3 октября 2013Литература
163

Марианна Гейде: «Каждый поэт должен ненавидеть язык»

Поэт и прозаик рассказала Сергею Сдобнову о скуке привычных гендерных ролей и о том, зачем читать Делеза

текст: Сергей Сдобнов
Detailed_pictureНа презентации книги «Бальзамины выжидают»

— Марианна, вы один из самых молодых лауреатов Премии Андрея Белого, нечасто появляетесь на литературных мероприятиях, но постоянно ведете блог в Живом журнале. Коммуникация через сеть удобнее для вас? И насколько важна обратная связь: комментарий, случайное знакомство?
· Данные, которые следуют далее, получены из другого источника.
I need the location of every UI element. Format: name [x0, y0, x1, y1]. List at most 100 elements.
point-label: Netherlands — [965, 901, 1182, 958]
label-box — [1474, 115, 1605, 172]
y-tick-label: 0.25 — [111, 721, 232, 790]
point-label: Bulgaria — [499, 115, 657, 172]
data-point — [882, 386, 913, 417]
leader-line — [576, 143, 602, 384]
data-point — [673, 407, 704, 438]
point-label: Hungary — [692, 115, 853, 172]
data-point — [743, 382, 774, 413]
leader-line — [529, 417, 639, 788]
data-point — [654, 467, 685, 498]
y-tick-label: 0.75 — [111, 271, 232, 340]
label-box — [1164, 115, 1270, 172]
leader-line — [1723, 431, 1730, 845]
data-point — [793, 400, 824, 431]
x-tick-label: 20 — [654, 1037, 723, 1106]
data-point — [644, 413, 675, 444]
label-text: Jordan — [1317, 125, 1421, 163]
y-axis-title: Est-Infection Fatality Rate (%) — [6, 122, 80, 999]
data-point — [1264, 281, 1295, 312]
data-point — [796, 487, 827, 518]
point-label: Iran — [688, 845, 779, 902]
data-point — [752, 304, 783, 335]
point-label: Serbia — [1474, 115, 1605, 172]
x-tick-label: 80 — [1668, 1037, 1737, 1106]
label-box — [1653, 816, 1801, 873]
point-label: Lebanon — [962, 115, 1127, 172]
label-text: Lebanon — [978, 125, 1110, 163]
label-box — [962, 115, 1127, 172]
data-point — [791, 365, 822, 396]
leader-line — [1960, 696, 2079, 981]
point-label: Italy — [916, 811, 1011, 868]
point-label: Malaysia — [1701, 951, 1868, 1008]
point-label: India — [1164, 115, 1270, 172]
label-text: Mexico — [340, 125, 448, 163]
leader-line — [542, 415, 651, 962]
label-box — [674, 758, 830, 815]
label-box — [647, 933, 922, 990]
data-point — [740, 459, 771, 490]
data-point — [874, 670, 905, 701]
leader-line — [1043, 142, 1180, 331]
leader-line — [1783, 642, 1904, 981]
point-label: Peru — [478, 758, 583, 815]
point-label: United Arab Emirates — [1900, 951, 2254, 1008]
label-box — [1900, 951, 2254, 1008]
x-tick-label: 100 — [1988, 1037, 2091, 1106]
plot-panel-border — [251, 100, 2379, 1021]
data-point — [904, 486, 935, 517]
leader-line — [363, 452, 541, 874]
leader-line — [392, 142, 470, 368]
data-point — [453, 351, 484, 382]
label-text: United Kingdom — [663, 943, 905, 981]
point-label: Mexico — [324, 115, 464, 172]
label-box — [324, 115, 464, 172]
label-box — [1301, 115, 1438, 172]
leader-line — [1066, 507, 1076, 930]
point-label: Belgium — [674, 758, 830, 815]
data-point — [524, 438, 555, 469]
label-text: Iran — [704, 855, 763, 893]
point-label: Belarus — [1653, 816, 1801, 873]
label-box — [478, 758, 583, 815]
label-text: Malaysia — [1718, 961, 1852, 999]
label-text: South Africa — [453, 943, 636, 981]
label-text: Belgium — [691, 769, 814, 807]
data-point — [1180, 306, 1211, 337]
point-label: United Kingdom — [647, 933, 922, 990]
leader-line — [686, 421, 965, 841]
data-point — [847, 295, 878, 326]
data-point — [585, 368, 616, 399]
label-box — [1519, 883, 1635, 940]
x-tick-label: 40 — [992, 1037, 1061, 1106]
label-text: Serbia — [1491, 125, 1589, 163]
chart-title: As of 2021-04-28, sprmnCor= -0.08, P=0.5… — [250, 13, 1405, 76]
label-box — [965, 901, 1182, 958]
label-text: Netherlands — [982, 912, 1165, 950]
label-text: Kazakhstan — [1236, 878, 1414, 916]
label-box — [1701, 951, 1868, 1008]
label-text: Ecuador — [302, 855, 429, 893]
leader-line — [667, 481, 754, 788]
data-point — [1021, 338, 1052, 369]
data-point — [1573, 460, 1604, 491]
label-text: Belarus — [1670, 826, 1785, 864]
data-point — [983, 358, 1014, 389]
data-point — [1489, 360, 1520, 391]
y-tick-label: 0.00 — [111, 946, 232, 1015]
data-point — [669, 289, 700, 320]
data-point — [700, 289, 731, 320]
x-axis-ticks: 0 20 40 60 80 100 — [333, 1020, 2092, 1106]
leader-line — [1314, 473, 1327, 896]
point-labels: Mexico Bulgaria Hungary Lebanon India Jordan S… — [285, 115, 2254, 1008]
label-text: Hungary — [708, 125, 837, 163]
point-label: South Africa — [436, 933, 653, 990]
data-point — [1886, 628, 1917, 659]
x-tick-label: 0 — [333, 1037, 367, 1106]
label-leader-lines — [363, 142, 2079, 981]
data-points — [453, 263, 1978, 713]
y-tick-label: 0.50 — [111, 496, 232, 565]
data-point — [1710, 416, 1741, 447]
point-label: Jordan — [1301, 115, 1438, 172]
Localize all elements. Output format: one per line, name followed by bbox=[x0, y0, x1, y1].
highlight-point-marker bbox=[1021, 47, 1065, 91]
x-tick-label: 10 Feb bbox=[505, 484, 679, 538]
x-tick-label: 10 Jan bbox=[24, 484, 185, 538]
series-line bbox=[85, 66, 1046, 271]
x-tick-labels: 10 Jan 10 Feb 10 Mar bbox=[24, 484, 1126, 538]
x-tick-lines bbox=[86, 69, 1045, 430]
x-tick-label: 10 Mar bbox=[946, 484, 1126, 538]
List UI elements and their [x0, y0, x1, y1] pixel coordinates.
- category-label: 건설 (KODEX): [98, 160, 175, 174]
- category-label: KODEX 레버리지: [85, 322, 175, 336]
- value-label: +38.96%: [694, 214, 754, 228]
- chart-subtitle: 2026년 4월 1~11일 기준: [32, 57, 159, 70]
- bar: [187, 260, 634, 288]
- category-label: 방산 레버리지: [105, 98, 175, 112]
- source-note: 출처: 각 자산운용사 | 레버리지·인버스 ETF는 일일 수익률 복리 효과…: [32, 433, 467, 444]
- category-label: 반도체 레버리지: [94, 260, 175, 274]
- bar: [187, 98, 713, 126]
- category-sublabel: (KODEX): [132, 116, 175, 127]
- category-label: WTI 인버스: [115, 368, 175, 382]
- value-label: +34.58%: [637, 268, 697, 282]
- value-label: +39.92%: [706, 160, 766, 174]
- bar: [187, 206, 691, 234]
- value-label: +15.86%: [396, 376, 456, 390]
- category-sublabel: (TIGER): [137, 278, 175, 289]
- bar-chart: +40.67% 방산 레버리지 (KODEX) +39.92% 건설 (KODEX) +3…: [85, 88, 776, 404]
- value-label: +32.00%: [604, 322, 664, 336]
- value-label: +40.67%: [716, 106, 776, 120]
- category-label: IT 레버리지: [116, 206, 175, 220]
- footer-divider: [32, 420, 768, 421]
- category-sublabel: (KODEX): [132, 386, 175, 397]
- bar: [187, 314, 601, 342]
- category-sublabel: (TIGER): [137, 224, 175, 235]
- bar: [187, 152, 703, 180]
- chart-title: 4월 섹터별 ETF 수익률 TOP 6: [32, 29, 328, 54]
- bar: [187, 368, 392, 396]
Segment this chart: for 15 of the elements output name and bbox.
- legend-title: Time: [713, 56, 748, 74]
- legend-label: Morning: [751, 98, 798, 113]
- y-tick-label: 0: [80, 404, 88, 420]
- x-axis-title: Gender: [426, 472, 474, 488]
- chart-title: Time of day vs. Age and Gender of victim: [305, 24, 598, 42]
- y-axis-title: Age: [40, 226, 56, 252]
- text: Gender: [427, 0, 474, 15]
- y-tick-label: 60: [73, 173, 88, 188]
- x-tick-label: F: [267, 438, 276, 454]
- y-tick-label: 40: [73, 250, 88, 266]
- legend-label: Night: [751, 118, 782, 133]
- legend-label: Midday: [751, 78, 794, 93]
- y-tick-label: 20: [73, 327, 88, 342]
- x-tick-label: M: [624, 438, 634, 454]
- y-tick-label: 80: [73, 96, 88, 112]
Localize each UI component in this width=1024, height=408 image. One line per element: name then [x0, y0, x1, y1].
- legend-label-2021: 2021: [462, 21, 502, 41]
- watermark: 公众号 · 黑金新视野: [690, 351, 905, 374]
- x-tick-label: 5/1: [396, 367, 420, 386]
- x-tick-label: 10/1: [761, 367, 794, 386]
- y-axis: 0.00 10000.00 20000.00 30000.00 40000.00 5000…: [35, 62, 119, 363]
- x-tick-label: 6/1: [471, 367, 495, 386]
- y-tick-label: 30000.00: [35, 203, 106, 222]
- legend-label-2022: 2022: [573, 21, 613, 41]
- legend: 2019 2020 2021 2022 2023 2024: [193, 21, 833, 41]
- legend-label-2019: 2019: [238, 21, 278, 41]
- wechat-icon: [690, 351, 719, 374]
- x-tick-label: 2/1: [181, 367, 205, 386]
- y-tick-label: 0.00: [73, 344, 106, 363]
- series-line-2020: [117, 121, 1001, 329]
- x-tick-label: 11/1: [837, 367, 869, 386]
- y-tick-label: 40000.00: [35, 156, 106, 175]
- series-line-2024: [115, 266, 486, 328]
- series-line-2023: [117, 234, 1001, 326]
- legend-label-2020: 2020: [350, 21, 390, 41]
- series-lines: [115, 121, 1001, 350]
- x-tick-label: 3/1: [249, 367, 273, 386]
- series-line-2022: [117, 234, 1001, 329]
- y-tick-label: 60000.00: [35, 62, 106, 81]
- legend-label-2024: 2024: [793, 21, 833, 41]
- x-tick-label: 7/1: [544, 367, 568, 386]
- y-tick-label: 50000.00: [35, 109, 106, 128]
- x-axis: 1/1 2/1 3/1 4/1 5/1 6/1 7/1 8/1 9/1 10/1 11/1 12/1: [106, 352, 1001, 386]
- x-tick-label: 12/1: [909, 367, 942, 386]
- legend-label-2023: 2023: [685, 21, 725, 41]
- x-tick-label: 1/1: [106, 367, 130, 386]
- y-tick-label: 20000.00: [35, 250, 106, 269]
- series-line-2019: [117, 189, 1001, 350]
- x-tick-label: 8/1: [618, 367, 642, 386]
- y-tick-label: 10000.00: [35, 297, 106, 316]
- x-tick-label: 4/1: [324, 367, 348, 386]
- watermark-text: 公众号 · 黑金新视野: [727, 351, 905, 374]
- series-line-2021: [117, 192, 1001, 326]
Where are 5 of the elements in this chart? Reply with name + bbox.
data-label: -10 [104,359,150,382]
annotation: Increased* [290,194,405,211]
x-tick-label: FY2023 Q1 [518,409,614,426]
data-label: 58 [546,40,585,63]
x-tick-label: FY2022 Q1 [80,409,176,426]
— Сеть удобна тем, что предоставляет возможность видеть, что происходит в жизни интересных тебе людей, вернее, то, что они сочли нужным сообщить о своей жизни, не обязательно вступая при этом во взаимодействие, ну, или вступая минимально, «лайк» поставив или краткий комментарий, чтобы они видели, что ты их видишь. И избавляет от необходимости по нескольку раз повторять то же самое. Когда много общаешься с людьми «в реале», волей-неволей повторяешь одни и те же блоки информации, иногда как-то их видоизменяешь, трансформируешь сообразно ситуации. И у меня в таких случаях возникает примерно тот же эффект, который все, наверное, когда-нибудь наблюдали: если повторять какое-нибудь хорошо знакомое слово много раз подряд, оно вдруг начинает казаться странным, лишенным смысла. Примерно так происходит, когда многократно повторяешь истории, вполне правдивые, из собственной жизни или жизни знакомых. Они в какой-то момент остраняются, теряют достоверность в твоих собственных глазах. Возникает некоторый виртуальный, полувымышленный персонаж, с которым сложно себя соотнести. Вот в сети это как-то более органично существует, на правах особой культурной формы. Т.е. в виртуальном пространстве нормально быть виртуалом. Опять же не требует перемещений в пространстве. Кстати, мне где-то доводилось читать, что человек во время разговора запоминает в среднем 4% информации. И, как можно догадаться, эти четыре процента не обязательно самые важные. В сети, по крайней мере, мы всегда можем вернуться к началу и еще раз прочитать внимательно, если вдруг что-то от нас ускользнуло.

— Есть ли такая деятельность, которая вызывала бы у вас метафизический ужас?

— Ну, мне всегда страшно было представлять, как себя чувствуют астронавты в космосе. Как вот они летят, летят, впереди чернота и тишина, и они знают, что так будет — если все пойдет правильно — еще полгода, или год, или два года, и все это время будет та же тишина, темнота впереди, и та же обстановка, и те же самые люди рядом. Не знаю, как они там не сходят с ума. Хотя иногда они таки сходят.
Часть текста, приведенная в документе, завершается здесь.